Frame Daily, Jakarta – Suku Dinas Perhubungan (Sudinhub) Jakarta Timur menyampaikan permohonan maaf atas kegaduhan yang muncul setelah video seorang pengemudi ojek online (ojol) memohon agar sepeda motornya tidak diangkut petugas Dinas Perhubungan (Dishub) viral di media sosial.
Permohonan maaf disampaikan langsung Kepala Sudinhub Jakarta Timur, Harlem Simanjuntak, saat mendatangi kediaman pengemudi ojol, Sulis Agung Wibowo, pada Sabtu (20/6).
Harlem mengatakan kunjungan tersebut bertujuan meluruskan kronologi kejadian sekaligus menjadikan peristiwa itu sebagai bahan evaluasi agar penertiban di masa mendatang dilakukan dengan lebih baik.
"Kami memohon maaf atas kegaduhan yang timbul di masyarakat. Pertemuan ini kami lakukan untuk menjelaskan kronologi yang sebenarnya sekaligus menyampaikan langsung kepada Pak Sulis bahwa kejadian ini menjadi bahan evaluasi bagi kami agar pelaksanaan penertiban ke depan dapat berjalan lebih baik lagi," ujar Harlem.

Kronologi Penertiban
Peristiwa bermula saat petugas gabungan menggelar operasi penertiban parkir liar di Jalan Jatinegara Timur, tepatnya di depan J-Town, Jakarta Timur, pada Rabu (17/6).
Operasi tersebut melibatkan Sudinhub Jakarta Timur, Satpol PP, Suku Dinas Sosial, dan Kepolisian. Dalam kegiatan itu, petugas menindak sejumlah kendaraan yang kedapatan parkir di atas trotoar maupun di lokasi yang bukan merupakan area parkir resmi.
Salah satu kendaraan yang ditertibkan adalah sepeda motor milik Sulis Agung Wibowo.
Saat proses pengangkutan berlangsung, Sulis datang dan memohon agar motornya tidak dibawa. Namun, kendaraan tersebut telah berada di atas mobil derek sehingga petugas tetap melanjutkan proses penindakan sesuai prosedur.
Petugas kemudian mengarahkan Sulis untuk mengikuti kendaraan menuju Kantor Sudinhub Jakarta Timur guna menyelesaikan proses administrasi.

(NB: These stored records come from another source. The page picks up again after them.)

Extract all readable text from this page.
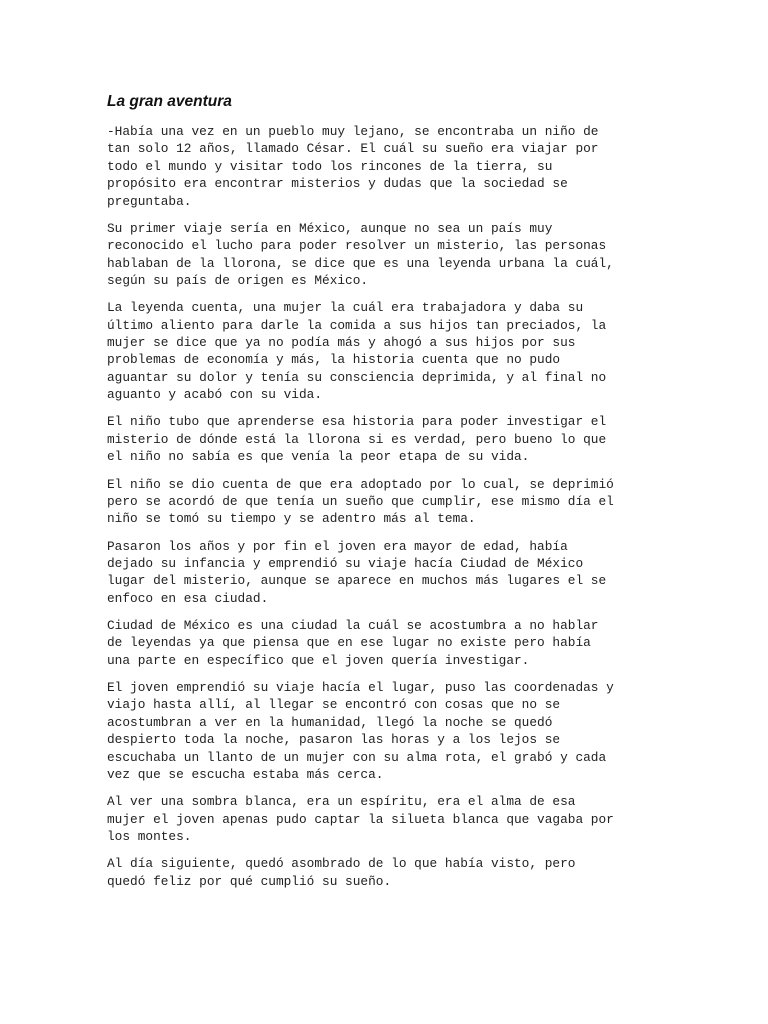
La gran aventura

-Había una vez en un pueblo muy lejano, se encontraba un niño de
tan solo 12 años, llamado César. El cuál su sueño era viajar por
todo el mundo y visitar todo los rincones de la tierra, su
propósito era encontrar misterios y dudas que la sociedad se
preguntaba.

Su primer viaje sería en México, aunque no sea un país muy
reconocido el lucho para poder resolver un misterio, las personas
hablaban de la llorona, se dice que es una leyenda urbana la cuál,
según su país de origen es México.

La leyenda cuenta, una mujer la cuál era trabajadora y daba su
último aliento para darle la comida a sus hijos tan preciados, la
mujer se dice que ya no podía más y ahogó a sus hijos por sus
problemas de economía y más, la historia cuenta que no pudo
aguantar su dolor y tenía su consciencia deprimida, y al final no
aguanto y acabó con su vida.

El niño tubo que aprenderse esa historia para poder investigar el
misterio de dónde está la llorona si es verdad, pero bueno lo que
el niño no sabía es que venía la peor etapa de su vida.

El niño se dio cuenta de que era adoptado por lo cual, se deprimió
pero se acordó de que tenía un sueño que cumplir, ese mismo día el
niño se tomó su tiempo y se adentro más al tema.

Pasaron los años y por fin el joven era mayor de edad, había
dejado su infancia y emprendió su viaje hacía Ciudad de México
lugar del misterio, aunque se aparece en muchos más lugares el se
enfoco en esa ciudad.

Ciudad de México es una ciudad la cuál se acostumbra a no hablar
de leyendas ya que piensa que en ese lugar no existe pero había
una parte en específico que el joven quería investigar.

El joven emprendió su viaje hacía el lugar, puso las coordenadas y
viajo hasta allí, al llegar se encontró con cosas que no se
acostumbran a ver en la humanidad, llegó la noche se quedó
despierto toda la noche, pasaron las horas y a los lejos se
escuchaba un llanto de un mujer con su alma rota, el grabó y cada
vez que se escucha estaba más cerca.

Al ver una sombra blanca, era un espíritu, era el alma de esa
mujer el joven apenas pudo captar la silueta blanca que vagaba por
los montes.

Al día siguiente, quedó asombrado de lo que había visto, pero
quedó feliz por qué cumplió su sueño.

Motor Dikembalikan Tanpa Dipungut Biaya
Setibanya di Kantor Sudinhub Jakarta Timur, Sulis mengakui telah melakukan pelanggaran parkir. Ia kemudian diminta membuat surat pernyataan untuk tidak mengulangi pelanggaran serupa.
Usai seluruh proses administrasi selesai, sepeda motor tersebut langsung dikembalikan tanpa dikenakan biaya.
"Saya mengakui salah karena parkir tidak pada tempatnya. Saya ikut ke kantor Sudinhub Jakarta Timur, menandatangani surat pernyataan, dan motor saya langsung bisa dibawa pulang pada hari itu juga tanpa biaya apa pun. Saya juga berjanji tidak akan mengulangi lagi," kata Sulis.

Video Viral Tuai Sorotan Publik
Kasus ini menjadi perhatian publik setelah video yang memperlihatkan Sulis memanjat truk Dishub sambil memohon agar motornya tidak diangkut beredar luas di media sosial.
Dalam rekaman tersebut, Sulis tampak membawa pesanan pelanggan ketika berusaha menghentikan proses pengangkutan kendaraannya.
Video itu memicu beragam tanggapan dari masyarakat. Sebagian menilai penegakan aturan harus dilakukan secara tegas tanpa pandang bulu. Namun, tidak sedikit pula yang berharap petugas mengedepankan pendekatan yang lebih humanis saat menghadapi masyarakat.
Pemprov DKI: Tegakkan Aturan, Kedepankan Humanisme
Staf Khusus Gubernur DKI Jakarta Bidang Komunikasi Publik, Chico Hakim, menegaskan bahwa penertiban terhadap pelanggaran parkir harus tetap dilaksanakan secara konsisten. Meski demikian, ia mengingatkan agar aparat tetap mengedepankan kepekaan dan sisi kemanusiaan dalam menjalankan tugas.
"Di satu sisi penertiban tanpa pandang bulu penting ditegakkan. Di sisi lain, pertimbangan berbasis kepekaan dan humanisme juga wajib dikedepankan. Semoga ke depan lebih baik lagi," ujar Chico.
Peristiwa ini menjadi evaluasi bagi seluruh pihak bahwa penegakan aturan dan pendekatan humanis harus berjalan beriringan agar ketertiban umum tetap terjaga tanpa mengabaikan kondisi masyarakat yang terdampak.